Ketertarikan para dosen untuk membedah seorang Lady Gaga sungguh sangat menarik. Lady Gaga mampu membuat bukan hanya pengamat mode dan kritikus musik yang saling melempar pendapat, tapi akademisi pun seperti ilmuwan yang menyoroti objek penelitian lewat mikroskopnya. Tapi tidak serta merta asumsi Anderson-Reckhenrich bisa diterima begitu saja. Salah satu pertanyaan yang menarik adalah: apakah cara Lady Gaga bisa diterapkan dalam kehidupan bisnis?

Dalam menghadapi pertanyaan ini, kebanyakan orang yang skeptis cara Gaga bisa diterapkan dalam kehidupan bisnis dan perusahaan. Mereka ragu apakah bisa seorang manager memanggil para pengikutnya dengan “monster kecil” untuk mengambil hati. Alih-alih dapat simpati, sang manajer mungkin akan ditendang.

Lady Gaga sendiri tentu saja tak mau pusing dengan analisis itu. Termasuk analisis yang menyatakan bahwa satu kunci lainnya yang membuat dirinya begitu menjulang melebihi para artis lainnya, termasuk Madonna yang sering disebut-sebut sebagai ikon musik legendaris, adalah kharisma. Di balik gemerlap polesan wajahnya, Lady Gaga hanya konsisten menyebut dirinya sebagai yang satu ini: a freak, a maverick, a lost soul looking for peers.

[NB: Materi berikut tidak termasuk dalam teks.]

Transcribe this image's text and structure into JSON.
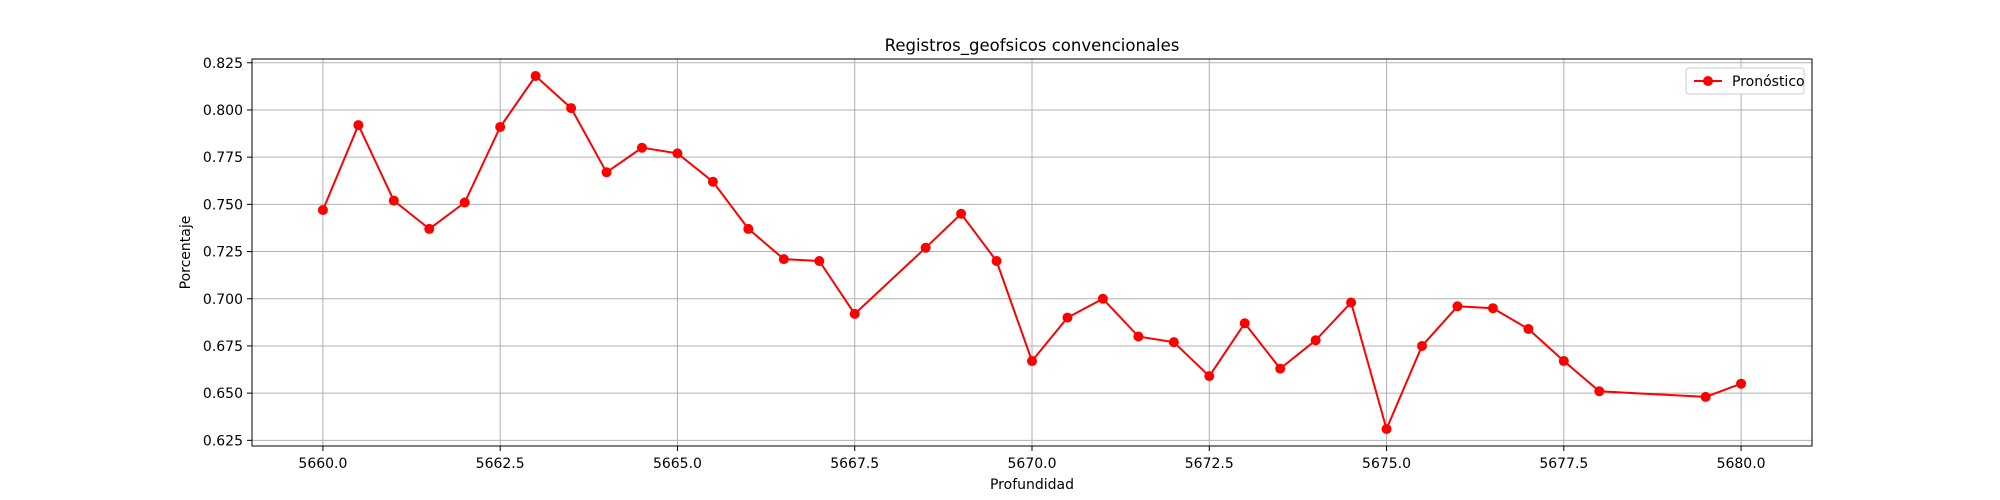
{
  "chart_data": {
    "type": "line",
    "title": "Registros_geofsicos convencionales",
    "xlabel": "Profundidad",
    "ylabel": "Porcentaje",
    "xlim": [
      5659.0,
      5681.0
    ],
    "ylim": [
      0.622,
      0.827
    ],
    "xticks": [
      5660.0,
      5662.5,
      5665.0,
      5667.5,
      5670.0,
      5672.5,
      5675.0,
      5677.5,
      5680.0
    ],
    "xtick_labels": [
      "5660.0",
      "5662.5",
      "5665.0",
      "5667.5",
      "5670.0",
      "5672.5",
      "5675.0",
      "5677.5",
      "5680.0"
    ],
    "yticks": [
      0.625,
      0.65,
      0.675,
      0.7,
      0.725,
      0.75,
      0.775,
      0.8,
      0.825
    ],
    "ytick_labels": [
      "0.625",
      "0.650",
      "0.675",
      "0.700",
      "0.725",
      "0.750",
      "0.775",
      "0.800",
      "0.825"
    ],
    "grid": true,
    "legend_position": "top-right",
    "series": [
      {
        "name": "Pronóstico",
        "color": "#ff0000",
        "marker": "circle",
        "x": [
          5660.0,
          5660.5,
          5661.0,
          5661.5,
          5662.0,
          5662.5,
          5663.0,
          5663.5,
          5664.0,
          5664.5,
          5665.0,
          5665.5,
          5666.0,
          5666.5,
          5667.0,
          5667.5,
          5668.5,
          5669.0,
          5669.5,
          5670.0,
          5670.5,
          5671.0,
          5671.5,
          5672.0,
          5672.5,
          5673.0,
          5673.5,
          5674.0,
          5674.5,
          5675.0,
          5675.5,
          5676.0,
          5676.5,
          5677.0,
          5677.5,
          5678.0,
          5679.5,
          5680.0
        ],
        "y": [
          0.747,
          0.792,
          0.752,
          0.737,
          0.751,
          0.791,
          0.818,
          0.801,
          0.767,
          0.78,
          0.777,
          0.762,
          0.737,
          0.721,
          0.72,
          0.692,
          0.727,
          0.745,
          0.72,
          0.667,
          0.69,
          0.7,
          0.68,
          0.677,
          0.659,
          0.687,
          0.663,
          0.678,
          0.698,
          0.631,
          0.675,
          0.696,
          0.695,
          0.684,
          0.667,
          0.651,
          0.648,
          0.655
        ]
      }
    ]
  }
}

Dan apapun analisis atau kritik yang berkemabang, Germanotta kini telah melangkah jauh. Dia seperti meniru Oprah. Kalau lewat grup bisnisnya, Harpo, Oprah membangun kerajaan bisnis yang luar biasa, lewat Haus of Gaga-nya, Germanotta sekarang tengah meniti kerajaannya sendiri. Salah satunya adalah House of Gaga Publishing, perusahaan yang menerbitkan musik-musiknya yang dikelola Joe Germanotta. Di luar itu, perusahaan-perusahaan besar bergerak bak semut menemukan gula. Mereka ingin menjalin kemitraan dengan seorang Lady Gaya.

Melihat kehebatannya kini, tak ayal banyak orang bertanya: akankah Gaga pada akhirnya sehebat Oprah?

Tentu saja jawaban ini masih ditunggu. Oprah bersama telah membuktikan selama 25 tahun menjadi mesin uang yang dahsyat. Sebuah karir yang tak mudah ditiru oleh siapapun. Yang pasti, para kritisi musik menyebut bahwa baik Oprah maupun Gaga telah menunjukkan bahwa kendati keduanya tidak cantik secara fisik, tapi mereka dikaruniai kecerdasan yang luar biasa sehingga bisa memukau publik dan membuat mereka selalu menanti. Setuju, kan?